À partir de 1960, Yves Bonnefoy a été régulièrement l’invité, pour des périodes d’enseignement, d’universités françaises ou étrangères, en Suisse et aux États-Unis (. Il a été professeur associé au centre universitaire de Vincennes (1969-1970), à l’université de Nice (1973-1976), et à l’université d’Aix-en-Provence (1979-1981), professeur invité à l’université de Genève (1970-1971 et 1971-1972).

Devenu professeur au Collège de France en 1981, il continua à donner des conférences dans de nombreux pays.

L’ensemble de ses résumés de cours au Collège de France a été publié aux éditions du Seuil en 1999 : Lieux et destins de l’image : un cours de poétique au Collège de France (1981-1993).

De 1993 à 2004, il a réuni à la Fondation Hugot du Collège de France une série de onze colloques fermés sur La Conscience de soi de la poésie. Seuls trois volumes d’actes de ces colloques ont été publiés : Jouve, poète, romancier, critique (1995), Poésie et rhétorique (1997), Poésie, mémoire et oubli (2005) ainsi qu’une anthologie : La Conscience de soi de la poésie, anthologie des colloques de la Fondation Hugot (2008).

Pour les arts, depuis les premiers volumes réalisés en collaboration avec des artistes et édités par Maeght – Pierre écrite avec Raoul Ubac en 1958 et Anti-Platon avec Joan Miró en 1962, Yves Bonnefoy a régulièrement publié des livres de cette nature, dans lesquels un dialogue s’engage entre les mots du poème et l’œuvre graphique qui l’accompagne, avec notamment Pierre Alechinsky, Nasser Assar, Eduardo Chillida, Claude Garache, Jacques Hartmann, Alexandre Hollan, George Nama, Farhad Ostovani, Antoni Tàpies, Gérard Titus-Carmel, Bram Van Velde, Zao Wou-Ki.

Yves Bonnefoy a été rédacteur de la revue L’Éphémère pendant sa durée d’existence (1966-1972) avec André du Bouchet, Jacques Dupin, Louis-René des Forêts et Gaëtan Picon. Michel Leiris et Paul Celan rejoignirent en 1968 le comité de rédaction, au moment du départ de Gaëtan Picon.

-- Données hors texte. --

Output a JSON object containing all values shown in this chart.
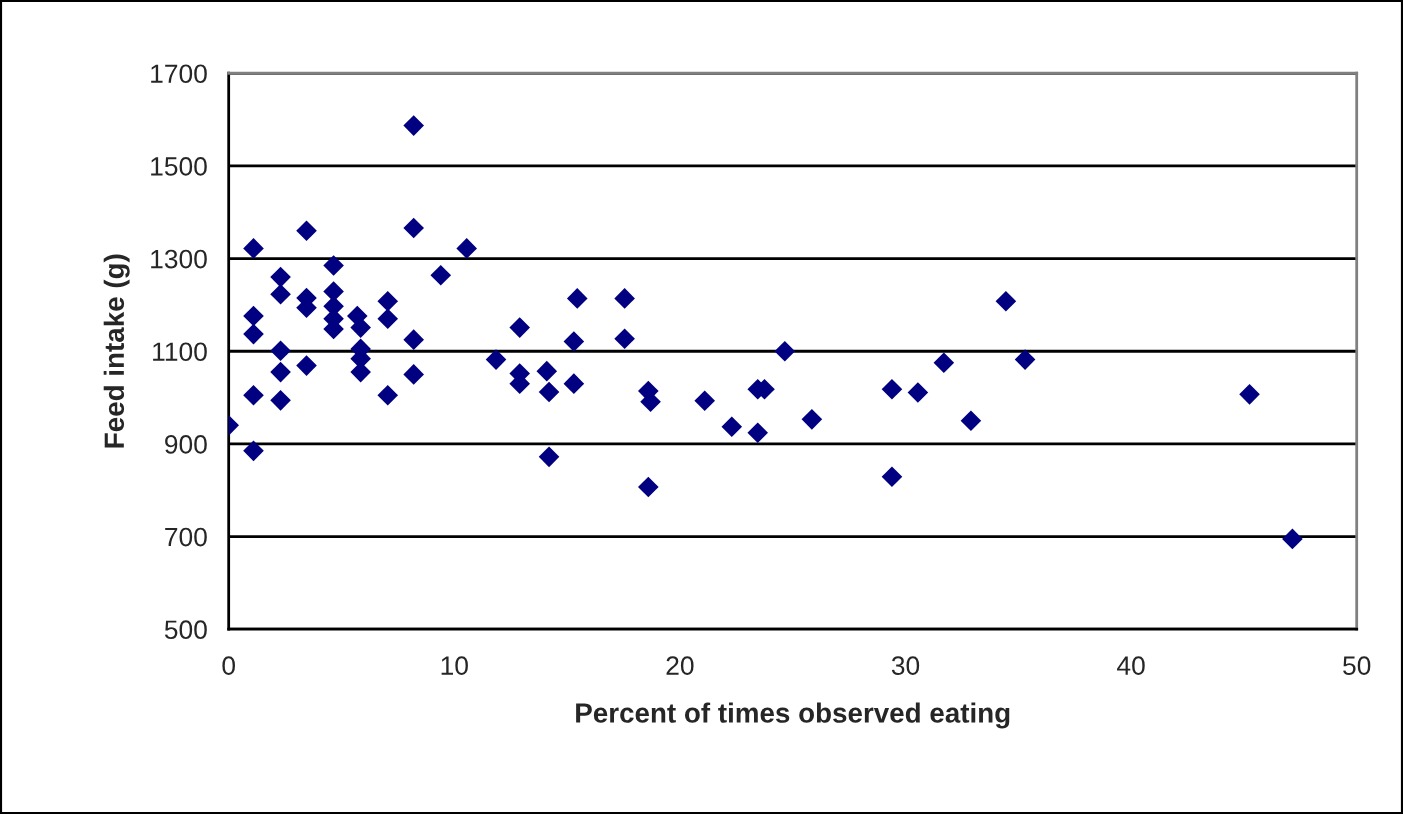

Il a dirigé, chez Flammarion , deux collectionsSur les balances du temps (quatre titres seulement, d’André Chastel sur Le Sac de Rome, 1527, de Jean Starobinski sur 1789. L’Invention de la liberté, de Gaëtan Picon sur 1863. Naissance de la peinture moderne, et de lui-même sur Rome, 1630); puis la collection Idées et Recherches, référence en histoire des idées, en histoire de l’art et des systèmes iconologiques, dont le catalogue d’une quarantaine de titres en l’espace d’un peu moins de trente ans témoigne de son engagement en faveur du dialogue des savoirs : on y trouve des livres d’André Chastel, qu’il avait rencontré au début des années cinquante et sous la direction duquel il commença alors à travailler, Henri-Charles Puech, Marcel Detienne, Alexandre Leupin, André et Oleg Grabar, Georges Duthuit, Ernst Gombrich, Rolf Stein, Louis Grodecki, Jurgis Baltrusaitis, Erwin Panofsky, Marc Fumaroli, Hubert Damisch, Georges Didi-Huberman, André Green, Oskar Bätschmann, André Berne-Joffroy, Jean Seznec, Pierre Schneider ou Daniel Arasse.

Il fut, chez le même éditeur, le maître d’œuvre du Dictionnaire des mythologies et des religions des sociétés traditionnelles et du monde antique ayant fait appel aux plus éminents spécialistes de la Ve section de l’Ecole Pratique des Hautes Etudes (EPHE), du Collège de France et d’autres nations.

En 2007, le compositeur Thierry Machuel a utilisé une partie des textes du recueil Les Planches Courbes pour son oratorio intitulé L’Encore Aveugle, créé avec un chœur de lycéens musiciens issus de plusieurs lycées de la région Champagne-Ardenne.